Catania, l'ivoriano Mamadou resta in carcere

Convalidato il fermo per l'ivoriano sospettato di aver massacrato i coniugi in una villa di Palagonia

Catania, l'ivoriano Mamadou resta in carcere

Resta nel carcere di Caltagirone Mamadou Kamara, il 18enne ivoriano ospite del Cara di Mineo e accusato dell’omicidio di Vincenzo Solano, 68 anni, e Mercedes Ibanez, 70 anni, uccisi nella loro villa in via Palermo, a Palagonia, nel Catanese.

Il gip del Tribunale di Caltagirone Ivana Maria Cardillo ha convalidato il fermo, nonostante durante l'interrogatorio di garanzia - durato circa quattro ore - il giovane si sia dichiarato più volte innocente, sostenendo di aver trovato in un borsone abbandonato in un cassonetto i beni appartenenti ai coniugi Solano attraverso i quali i carabinieri hanno scoperto la tragedia.
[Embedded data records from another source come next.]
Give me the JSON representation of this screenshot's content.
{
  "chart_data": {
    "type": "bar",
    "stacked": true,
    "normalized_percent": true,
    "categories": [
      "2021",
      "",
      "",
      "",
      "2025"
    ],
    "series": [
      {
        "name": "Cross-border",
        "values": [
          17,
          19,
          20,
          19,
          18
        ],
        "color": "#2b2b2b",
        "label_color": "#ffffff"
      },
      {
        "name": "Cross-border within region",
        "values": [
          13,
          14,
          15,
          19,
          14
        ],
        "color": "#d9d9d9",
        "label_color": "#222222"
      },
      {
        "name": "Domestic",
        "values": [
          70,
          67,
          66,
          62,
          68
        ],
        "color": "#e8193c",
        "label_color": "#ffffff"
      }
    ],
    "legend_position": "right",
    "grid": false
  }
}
Ma secondo il giudice gli indizi di colpevolezza sono sufficienti a lasciarlo in carcere, anche perché sarebbe concreto il pericolo di fuga e di inquinamento delle prove.
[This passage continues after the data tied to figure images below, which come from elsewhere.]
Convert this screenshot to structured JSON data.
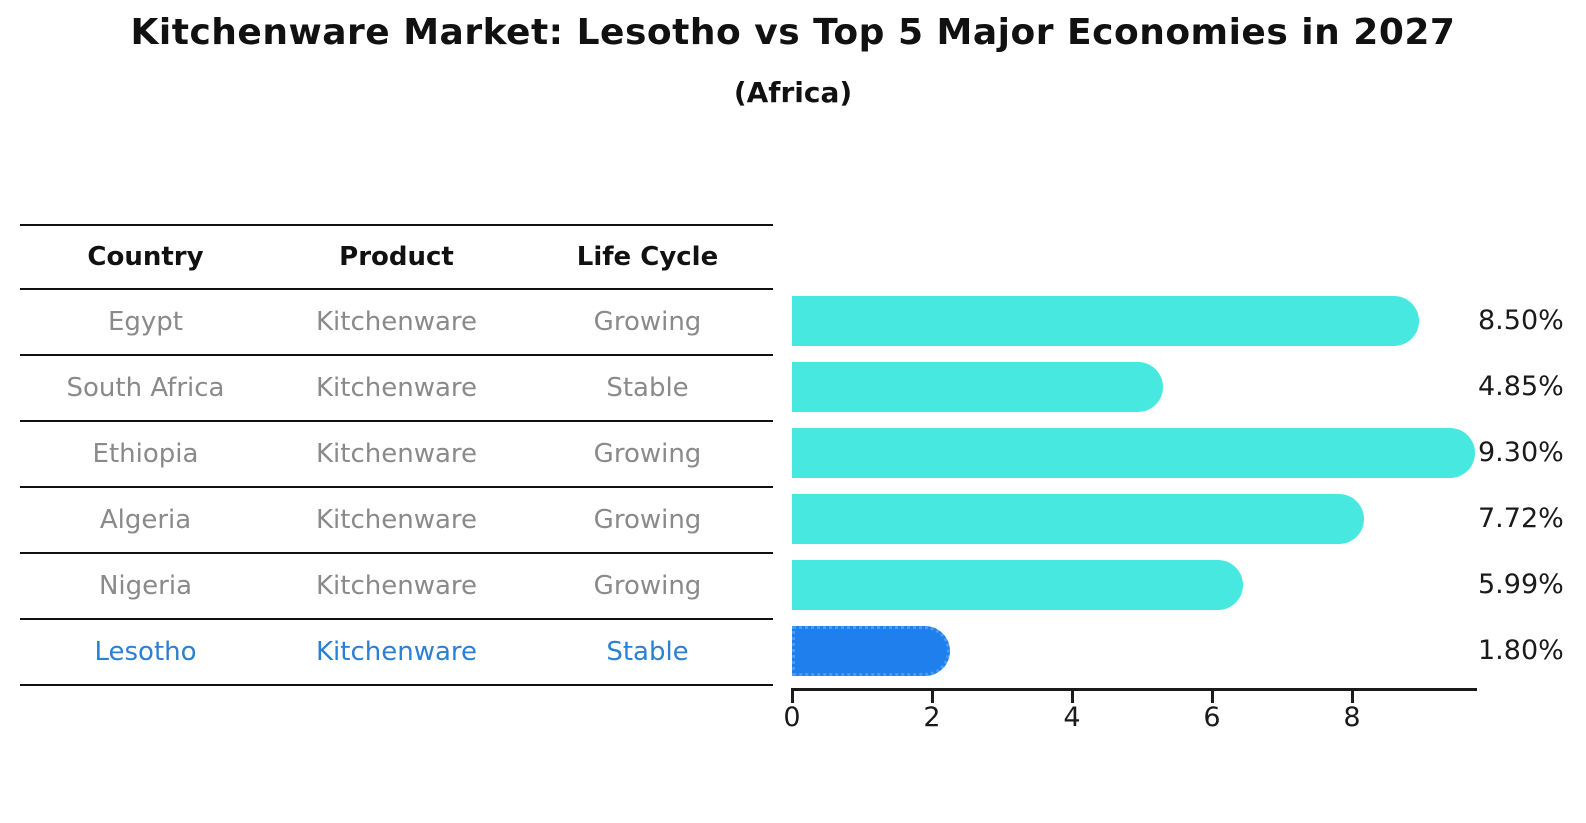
{
  "title": "Kitchenware Market: Lesotho vs Top 5 Major Economies in 2027",
  "subtitle": "(Africa)",
  "table": {
    "headers": [
      "Country",
      "Product",
      "Life Cycle"
    ]
  },
  "chart_data": {
    "type": "bar",
    "orientation": "horizontal",
    "title": "Kitchenware Market: Lesotho vs Top 5 Major Economies in 2027",
    "subtitle": "(Africa)",
    "xlabel": "",
    "ylabel": "",
    "xlim": [
      0,
      9.8
    ],
    "x_ticks": [
      0,
      2,
      4,
      6,
      8
    ],
    "grid": false,
    "legend_position": "none",
    "categories": [
      "Egypt",
      "South Africa",
      "Ethiopia",
      "Algeria",
      "Nigeria",
      "Lesotho"
    ],
    "values": [
      8.5,
      4.85,
      9.3,
      7.72,
      5.99,
      1.8
    ],
    "rows": [
      {
        "country": "Egypt",
        "product": "Kitchenware",
        "life_cycle": "Growing",
        "value": 8.5,
        "value_label": "8.50%",
        "highlight": false
      },
      {
        "country": "South Africa",
        "product": "Kitchenware",
        "life_cycle": "Stable",
        "value": 4.85,
        "value_label": "4.85%",
        "highlight": false
      },
      {
        "country": "Ethiopia",
        "product": "Kitchenware",
        "life_cycle": "Growing",
        "value": 9.3,
        "value_label": "9.30%",
        "highlight": false
      },
      {
        "country": "Algeria",
        "product": "Kitchenware",
        "life_cycle": "Growing",
        "value": 7.72,
        "value_label": "7.72%",
        "highlight": false
      },
      {
        "country": "Nigeria",
        "product": "Kitchenware",
        "life_cycle": "Growing",
        "value": 5.99,
        "value_label": "5.99%",
        "highlight": false
      },
      {
        "country": "Lesotho",
        "product": "Kitchenware",
        "life_cycle": "Stable",
        "value": 1.8,
        "value_label": "1.80%",
        "highlight": true
      }
    ]
  },
  "colors": {
    "bar_default": "#47e8e0",
    "bar_highlight": "#1f7fec",
    "bar_highlight_border": "#4d9bf0",
    "highlight_text": "#2b7fd4",
    "row_text": "#8a8a8a",
    "header_text": "#111111",
    "value_text": "#1a1a1a",
    "axis": "#1a1a1a",
    "background": "#ffffff"
  }
}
A inchiodare Kamara non ci sarebbero solo telefonino, portatile, due fotocamere e una collana d'oro appartenenti ai trovategli addosso durante un controllo al Cara di Mineo. Il giovane non sarebbe riuscito a spiegare ingatti perché indossasse un abito della vittima mentre i suoi pantaloni - insanguinati - erano nel borsone. Né perché una parte della collana che indossava nel momento del fermo fosse nella villa dei Solano. In questo caso gli inquirenti sospettano che si sia rotta durante una colluttazione.
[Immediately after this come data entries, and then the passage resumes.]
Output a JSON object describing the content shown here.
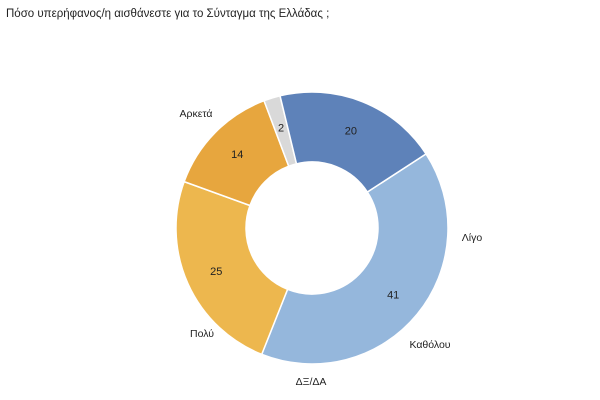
{
  "chart_data": {
    "type": "pie",
    "title": "Πόσο υπερήφανος/η αισθάνεστε για το Σύνταγμα της Ελλάδας ;",
    "donut": true,
    "legend": "none",
    "slices": [
      {
        "label": "Αρκετά",
        "value": 41,
        "color": "#95B7DC"
      },
      {
        "label": "Λίγο",
        "value": 25,
        "color": "#EDB74E"
      },
      {
        "label": "Καθόλου",
        "value": 14,
        "color": "#E7A63E"
      },
      {
        "label": "ΔΞ/ΔΑ",
        "value": 2,
        "color": "#D9D9D9"
      },
      {
        "label": "Πολύ",
        "value": 20,
        "color": "#5E82B9"
      }
    ]
  }
}
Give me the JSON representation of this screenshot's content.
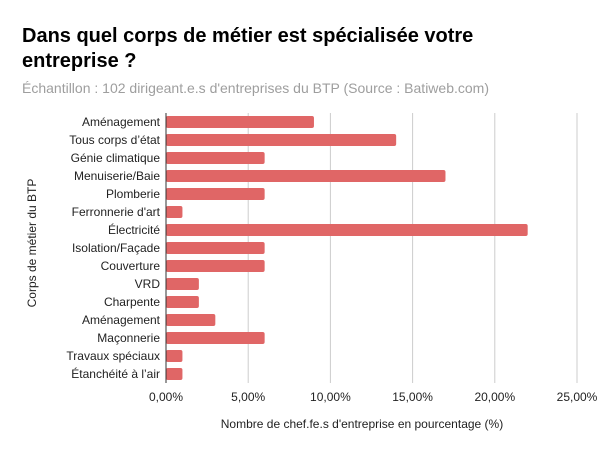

Sul fronte delle indagini c’è stato un nuovo sopralluogo della polizia scientifica nella villa della famiglia Solano. Intanto gli investigatori stanno visionando le immagini di numerose telecamere di sorveglianza sequestrate a Palagonia. Ci sarebbero dei frame in cui si vedrebbe Kamara da solo, senza complici.